There is a further and counterintuitive dynamic at work. As the atmosphere warms, the altitude at which water freezes rises higher. Small hailstones, which fall slowly, melt before they reach the ground. Large hailstones, which fall fast, do not. The net effect is a shift in the distribution: fewer small hailstones survive to the surface, while the giants come through intact and growing. The atmosphere is, in a sense, being filtered — and only the largest ice survives.
Every year, hail causes billions of dollars in damage to homes, vehicles, crops, and infrastructure across the United States. A baseball-sized hailstone strikes with the force of a major league fastball. Property damage escalates sharply once hail exceeds the size of a quarter, and insurance payouts for severe weather — most of it hail-related — have climbed steadily over recent decades.
Fire and Ice: The Biblical Echo
Hail, the seventh plague that God brought upon Egypt, was unnatural, a clear manifestation of Divine displeasure, and not an ordinary weather event. The Torah records it with a detail that stunned the medieval commentators: the hailstones contained fire burning within the ice, and neither element destroyed the other.
“And the LORD sent thunder and hail, and fire ran down to the earth; and the LORD rained hail upon the land of Egypt.” (Exodus 9:23)
Rashi, drawing on the Midrash, explains that this fire and ice coexisted in miraculous harmony — “a miracle within a miracle” — because both were in service of the divine will. The Israel Bible expands on this: the fire within the hail mirrors the very composition of shamayim (heaven), which the Sages derive from the Hebrew words aish (fire) and mayim (water) — the two opposites that came together in harmony to form the heavens themselves.
The Midrash Tanchuma, compiled around the fifth century CE, states explicitly: just as God struck the Egyptians with ten plagues, so will He strike the enemies of Israel at the time of the Redemption — but in far more powerful forms. Rabbi Bahya ben Asher, the 13th-century Spanish commentator, sharpened the point: in Egypt, God used only a fraction of His strength. At the time of the final Redemption, far more will be revealed.
Rabbi Shalom Berger, the spiritual leader of the Mishkoltz Hassidic community, teaches that the War of Gog u’Magog will not be a war of armies alone. Zechariah’s vision describes a conflict in which nature itself becomes a combatant — earthquakes, altered heavens, floods, and disease. “God will take an active role in the war,” Rabbi Berger has explained, “and thunder and lightning will announce His presence.”

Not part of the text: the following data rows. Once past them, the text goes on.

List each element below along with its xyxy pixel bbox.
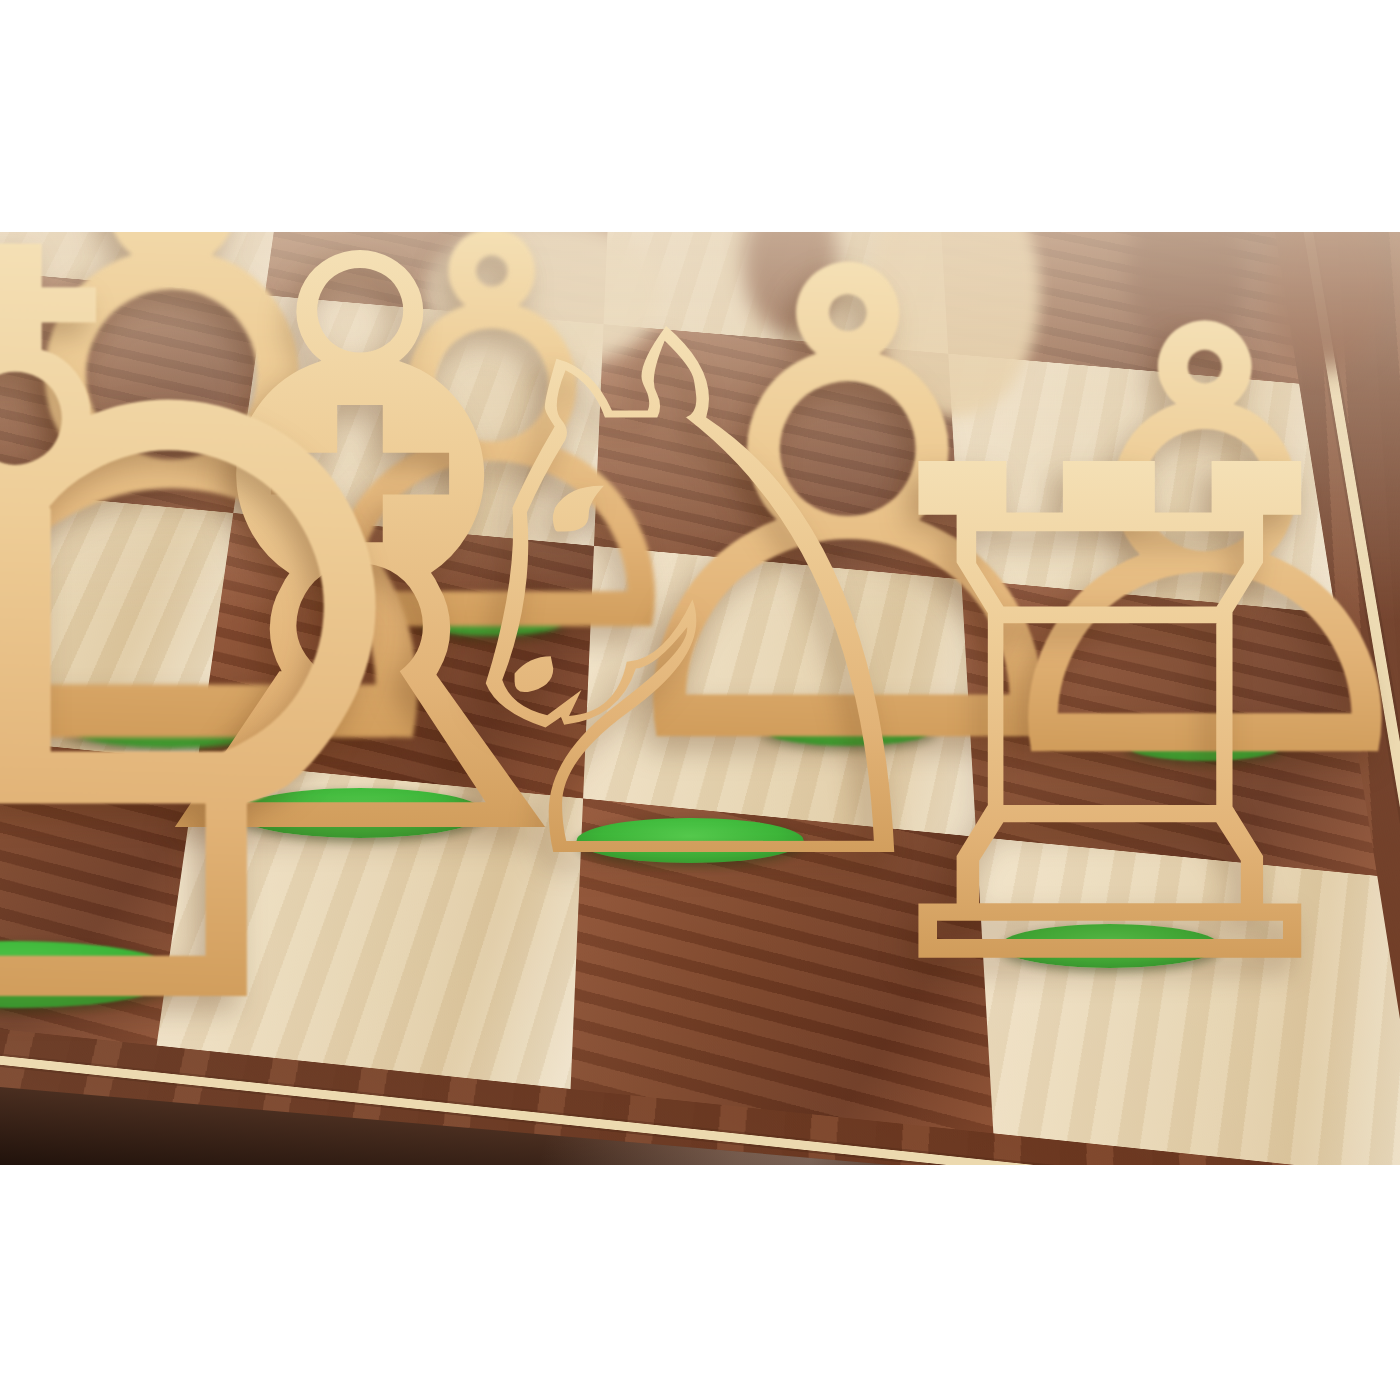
square-g1[interactable] [571,798,994,1133]
product-photo: ♙♙♙♙♗♘♖♔ [0,232,1400,1165]
square-e3[interactable] [0,267,265,513]
board-squares [0,232,1400,1165]
square-g2[interactable] [583,546,976,837]
square-e2[interactable] [0,481,233,761]
square-f1[interactable] [157,761,584,1089]
square-h3[interactable] [948,354,1335,614]
square-h1[interactable] [976,837,1400,1165]
chess-board [0,232,1400,1165]
square-f2[interactable] [198,513,594,798]
square-h2[interactable] [961,579,1377,876]
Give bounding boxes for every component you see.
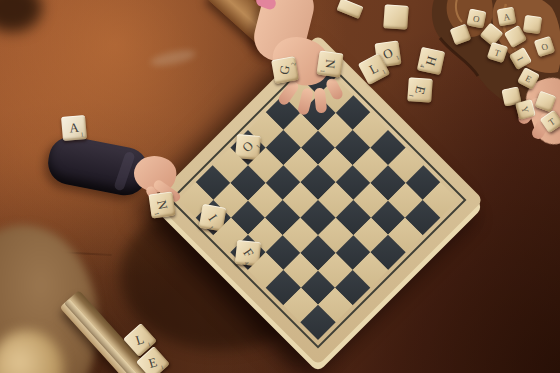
scrabble-tile-N: N1 bbox=[148, 191, 175, 218]
scrabble-tile-A: A bbox=[497, 7, 517, 27]
scrabble-tile-E: E1 bbox=[407, 77, 433, 103]
corner-shadow bbox=[0, 0, 42, 32]
scrabble-tile-blank bbox=[383, 4, 409, 30]
photo-scene: O1I1F4 G2N1N1A1O1L1H4E1L1E1OATIOEYT bbox=[0, 0, 560, 373]
scrabble-tile-O: O bbox=[466, 8, 486, 28]
scrabble-tile-G: G2 bbox=[271, 56, 299, 84]
scrabble-tile-A: A1 bbox=[61, 115, 87, 141]
table-reflection-smudge bbox=[149, 47, 196, 68]
scrabble-tile-H: H4 bbox=[417, 47, 445, 75]
scrabble-tile-N: N1 bbox=[316, 50, 343, 77]
scrabble-tile-blank bbox=[523, 15, 542, 34]
scrabble-tile-blank bbox=[336, 0, 363, 19]
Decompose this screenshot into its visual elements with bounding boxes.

The Psalmist wrote it plainly:
“Hashem is king! Let the earth exult, the many islands rejoice! Dense clouds are around Him, righteousness and justice are the base of His throne. Fire is His vanguard, burning His foes on every side. His lightnings light up the world; the earth is convulsed at the sight.” (Psalms 97:1–4)
A storm chaser in Texas mistakes a record-breaking hailstone for a piece of garbage in a ditch. Scientists confirm that the atmospheric conditions for giant hail are accelerating. A zoo in Missouri buries one of its animals after ice the size of softballs falls from the sky. These are not metaphors. For those reading the Hebrew Bible with open eyes, they are also not surprises.